O medo em relação a uma possível invasão da Rússia na Ucrânia é rechaçado pelo Kremlin, que nega planejar seu avanço ao país vizinho, acusando países do Ocidente de estarem presos a uma “russofobia”. Em comunicado divulgado neste domingo (12), o G7, grupo de países mais ricos do planeta, advertiu que Moscou enfrentará “graves consequências” no caso de uma ofensiva militar.

“Durante a última coalizão SPD-Verde, a Alemanha juntou-se à Otan em suas operações na ex-Iugoslávia, e essa intervenção ilustrou as profundas divisões entre os verdes (e em menor grau no SPD). Um novo conflito armado como Rússia-Ucrânia causaria sérias dificuldades para a coalizão”, diz Skidmore.

“É claro que o SPD e os verdes têm posturas diferentes em várias grandes questões de política externa, em primeiro lugar, a postura em relação à Rússia e também à China, com o SPD muito mais cauteloso do que os verdes. De certa forma, a agressão russa pode aproximá-los – se a Rússia agir de forma ultrajante, o SPD terá que aceitar que algumas consequências devem vir.
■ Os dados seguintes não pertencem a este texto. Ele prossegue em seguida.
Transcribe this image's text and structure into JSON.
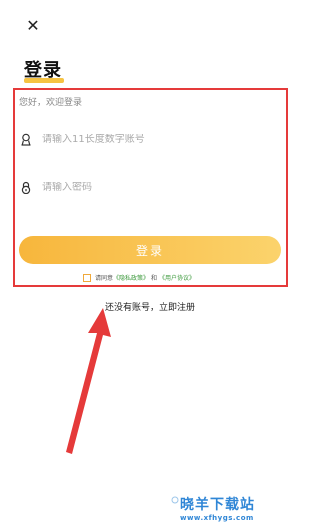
{
  "header": {
    "close_icon": "close-icon",
    "close_glyph": "✕",
    "title": "登录"
  },
  "form": {
    "welcome": "您好，欢迎登录",
    "account_placeholder": "请输入11长度数字账号",
    "account_icon": "user-icon",
    "password_placeholder": "请输入密码",
    "password_icon": "lock-icon",
    "login_label": "登录"
  },
  "agreement": {
    "prefix": "请同意",
    "privacy_link": "《隐私政策》",
    "and": "和",
    "terms_link": "《用户协议》",
    "checked": false
  },
  "register_text": "还没有账号，立即注册",
  "watermark": {
    "name": "晓羊下载站",
    "url": "www.xfhygs.com"
  },
  "colors": {
    "accent": "#f7b63c",
    "annotation": "#e53a3a",
    "link": "#3d9a3d",
    "watermark": "#2f86d6"
  }
}
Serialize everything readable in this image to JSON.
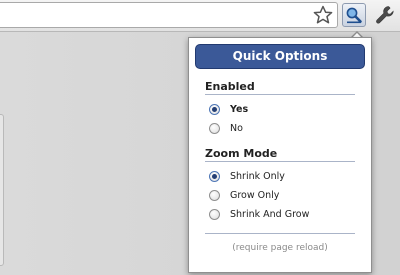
{
  "toolbar": {
    "icons": [
      "star-icon",
      "magnifier-icon",
      "wrench-icon"
    ]
  },
  "popup": {
    "header_label": "Quick Options",
    "header_color": "#3b5998",
    "sections": {
      "enabled": {
        "title": "Enabled",
        "options": [
          {
            "label": "Yes",
            "checked": true
          },
          {
            "label": "No",
            "checked": false
          }
        ]
      },
      "zoom_mode": {
        "title": "Zoom Mode",
        "options": [
          {
            "label": "Shrink Only",
            "checked": true
          },
          {
            "label": "Grow Only",
            "checked": false
          },
          {
            "label": "Shrink And Grow",
            "checked": false
          }
        ]
      }
    },
    "footer_note": "(require page reload)"
  }
}
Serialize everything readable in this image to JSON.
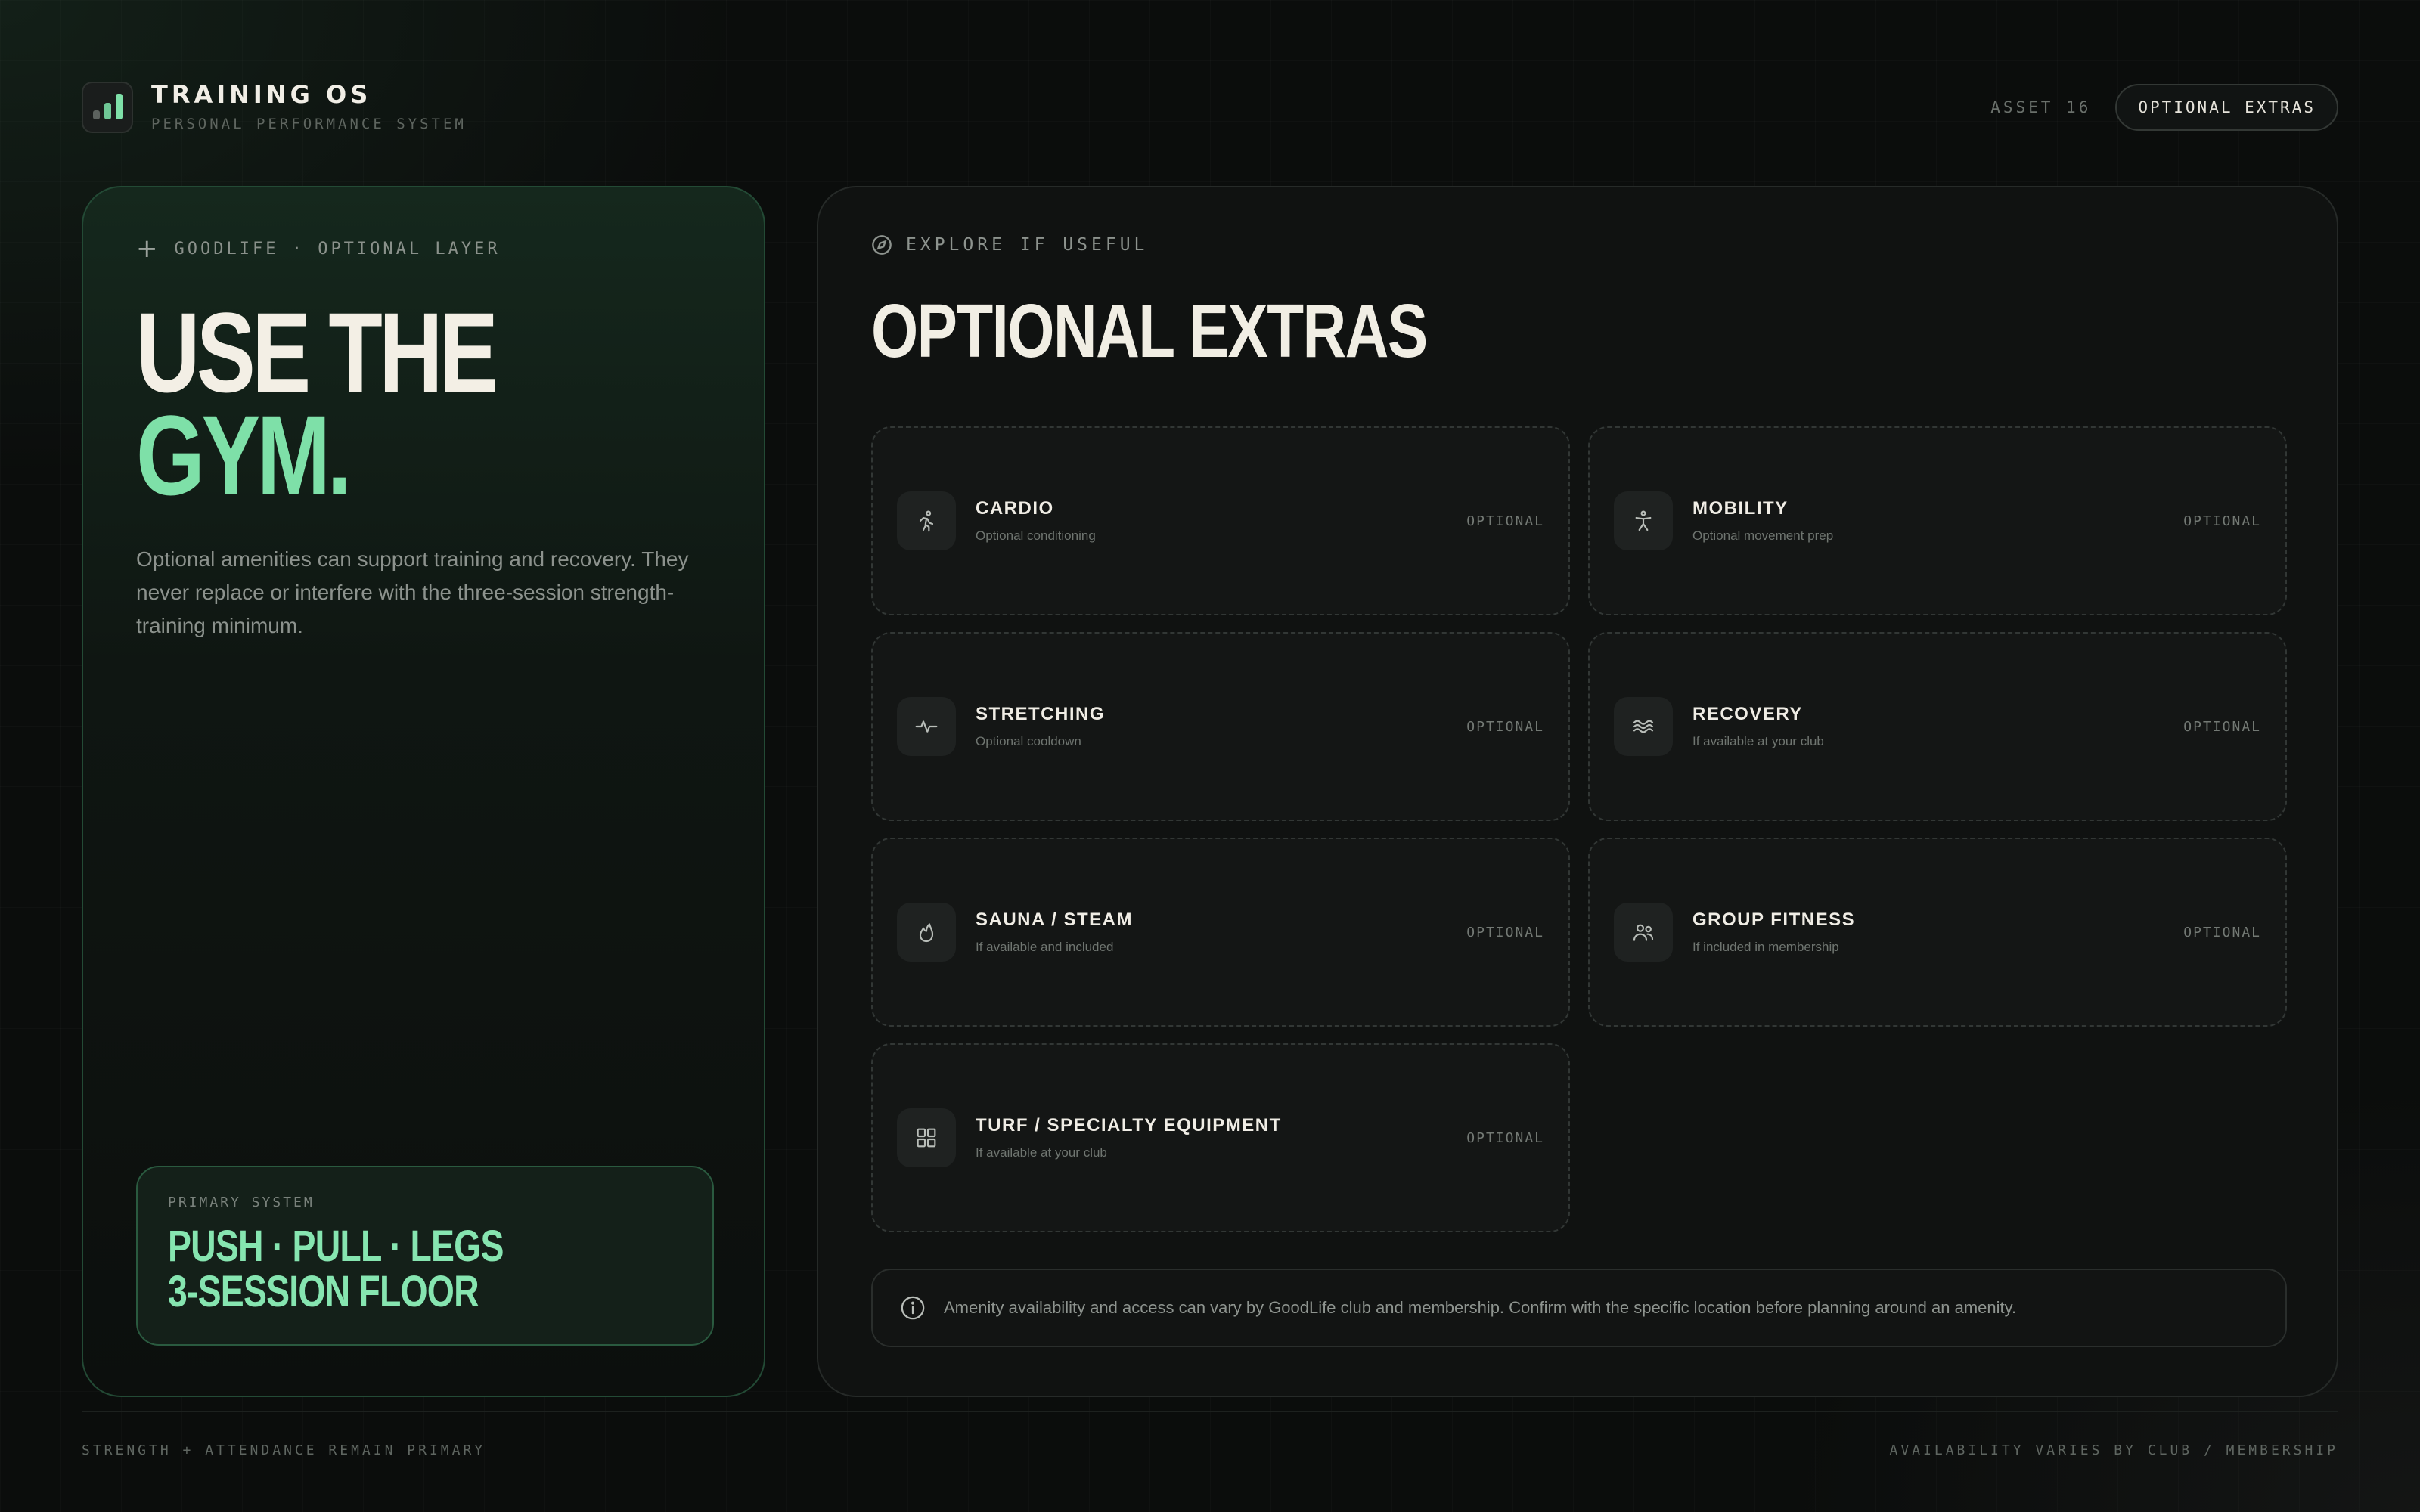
{
  "header": {
    "brand_title": "TRAINING OS",
    "brand_subtitle": "PERSONAL PERFORMANCE SYSTEM",
    "asset_label": "ASSET 16",
    "pill_label": "OPTIONAL EXTRAS",
    "logo_icon": "bar-chart-icon"
  },
  "left_card": {
    "eyebrow": "GOODLIFE · OPTIONAL LAYER",
    "hero_line1": "USE THE",
    "hero_line2": "GYM.",
    "description": "Optional amenities can support training and recovery. They never replace or interfere with the three-session strength-training minimum.",
    "primary": {
      "label": "PRIMARY SYSTEM",
      "line1": "PUSH · PULL · LEGS",
      "line2": "3-SESSION FLOOR"
    }
  },
  "right_card": {
    "eyebrow": "EXPLORE IF USEFUL",
    "title": "OPTIONAL EXTRAS",
    "tiles": [
      {
        "title": "CARDIO",
        "subtitle": "Optional conditioning",
        "badge": "OPTIONAL",
        "icon": "running-icon"
      },
      {
        "title": "MOBILITY",
        "subtitle": "Optional movement prep",
        "badge": "OPTIONAL",
        "icon": "person-stretch-icon"
      },
      {
        "title": "STRETCHING",
        "subtitle": "Optional cooldown",
        "badge": "OPTIONAL",
        "icon": "pulse-icon"
      },
      {
        "title": "RECOVERY",
        "subtitle": "If available at your club",
        "badge": "OPTIONAL",
        "icon": "waves-icon"
      },
      {
        "title": "SAUNA / STEAM",
        "subtitle": "If available and included",
        "badge": "OPTIONAL",
        "icon": "flame-icon"
      },
      {
        "title": "GROUP FITNESS",
        "subtitle": "If included in membership",
        "badge": "OPTIONAL",
        "icon": "users-icon"
      },
      {
        "title": "TURF / SPECIALTY EQUIPMENT",
        "subtitle": "If available at your club",
        "badge": "OPTIONAL",
        "icon": "grid-icon"
      }
    ],
    "notice": "Amenity availability and access can vary by GoodLife club and membership. Confirm with the specific location before planning around an amenity."
  },
  "footer": {
    "left": "STRENGTH + ATTENDANCE REMAIN PRIMARY",
    "right": "AVAILABILITY VARIES BY CLUB / MEMBERSHIP"
  },
  "colors": {
    "accent_green": "#7ee0a8",
    "background": "#0b0d0c",
    "text_primary": "#f1eee4"
  }
}
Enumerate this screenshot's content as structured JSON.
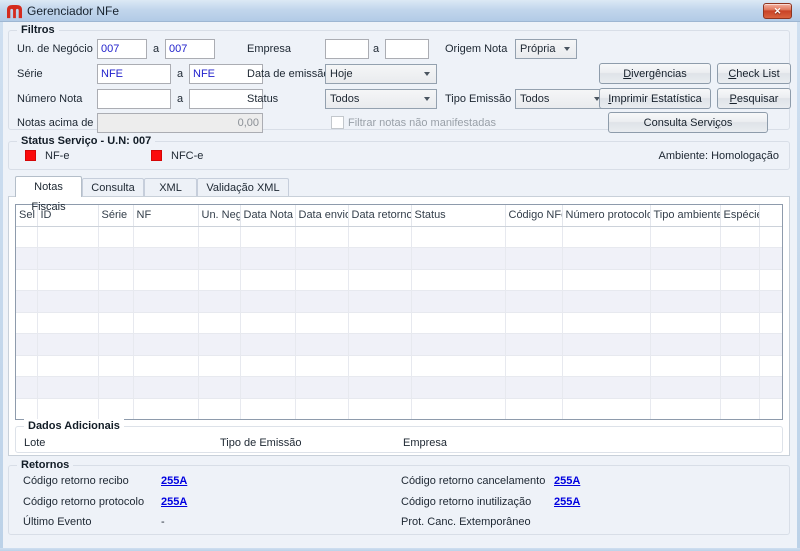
{
  "window": {
    "title": "Gerenciador NFe",
    "close_label": "✕"
  },
  "colors": {
    "status_indicator_red": "#fb0b0c",
    "link_blue": "#0000e0",
    "field_value_blue": "#2222cc",
    "titlebar_blue": "#c2d6ec"
  },
  "filtros": {
    "legend": "Filtros",
    "range_sep": "a",
    "un_negocio": {
      "label": "Un. de Negócio",
      "from": "007",
      "to": "007"
    },
    "serie": {
      "label": "Série",
      "from": "NFE",
      "to": "NFE"
    },
    "numero_nota": {
      "label": "Número Nota",
      "from": "",
      "to": ""
    },
    "notas_acima": {
      "label": "Notas acima de",
      "value": "0,00"
    },
    "empresa": {
      "label": "Empresa",
      "from": "",
      "to": ""
    },
    "data_emissao": {
      "label": "Data de emissão",
      "value": "Hoje"
    },
    "status": {
      "label": "Status",
      "value": "Todos"
    },
    "origem_nota": {
      "label": "Origem Nota",
      "value": "Própria"
    },
    "tipo_emissao": {
      "label": "Tipo Emissão",
      "value": "Todos"
    },
    "filtrar_manifestadas": "Filtrar notas não manifestadas",
    "buttons": {
      "divergencias": {
        "pre": "",
        "accel": "D",
        "post": "ivergências"
      },
      "check_list": {
        "pre": "",
        "accel": "C",
        "post": "heck List"
      },
      "imprimir_estatistica": {
        "pre": "",
        "accel": "I",
        "post": "mprimir Estatística"
      },
      "pesquisar": {
        "pre": "",
        "accel": "P",
        "post": "esquisar"
      },
      "consulta_servicos": {
        "pre": "Consulta Servi",
        "accel": "ç",
        "post": "os"
      }
    }
  },
  "status_servico": {
    "legend": "Status Serviço - U.N: 007",
    "nfe_label": "NF-e",
    "nfce_label": "NFC-e",
    "ambiente": "Ambiente: Homologação"
  },
  "tabs": [
    {
      "label": "Notas Fiscais"
    },
    {
      "label": "Consulta NFe"
    },
    {
      "label": "XML"
    },
    {
      "label": "Validação XML"
    }
  ],
  "table": {
    "columns": [
      "Sel",
      "ID",
      "Série",
      "NF",
      "Un. Neg.",
      "Data Nota",
      "Data envio",
      "Data retorno",
      "Status",
      "Código NFe",
      "Número protocolo",
      "Tipo ambiente",
      "Espécie",
      ""
    ],
    "row_count": 9
  },
  "dados_adicionais": {
    "legend": "Dados Adicionais",
    "lote_label": "Lote",
    "tipo_emissao_label": "Tipo de Emissão",
    "empresa_label": "Empresa"
  },
  "retornos": {
    "legend": "Retornos",
    "recibo": {
      "label": "Código retorno recibo",
      "value": "255A"
    },
    "protocolo": {
      "label": "Código retorno protocolo",
      "value": "255A"
    },
    "ultimo_evento": {
      "label": "Último Evento",
      "value": "-"
    },
    "cancelamento": {
      "label": "Código retorno cancelamento",
      "value": "255A"
    },
    "inutilizacao": {
      "label": "Código retorno inutilização",
      "value": "255A"
    },
    "prot_canc": {
      "label": "Prot. Canc. Extemporâneo",
      "value": ""
    }
  }
}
Em última análise, embora os verdes detenham o Ministério das Relações Exteriores, a posição da Alemanha nas grandes questões será determinada pelo Scholz e pela chancelaria”, pontua Ed Turner.

Na divisão de ministérios, o da Relações Exteriores ficou com a ex-candidata dos verdes Annalena Baerbock, cuja atuação é tida como fundamental para os objetivos da legenda dentro da coalizão. “A política externa foi definitivamente levada ao centro nos primeiros dias do novo governo, devido à situação na fronteira com a Ucrânia. Sob Angela Merkel, a política externa alemã era guiada pela chancelaria, e não pelo Ministério das Relações Exteriores. Obviamente, isso também foi ajudado pelo proeminente perfil internacional que Merkel desfrutava em casa e no exterior”, diz Chantal Sullivan-Thomsett. “Scholz pode querer seguir esse modelo, ao passo que Baerbock e os verdes queiram direcionar a posição da política externa alemã como um meio tanto de seguirem a linha do ex-ministro das Relações Exteriores verde Joschka Fischer, como também para construir seu próprio perfil e mostrar sua competência entre o eleitorado indo além da questão do clima e temas ecológicos.”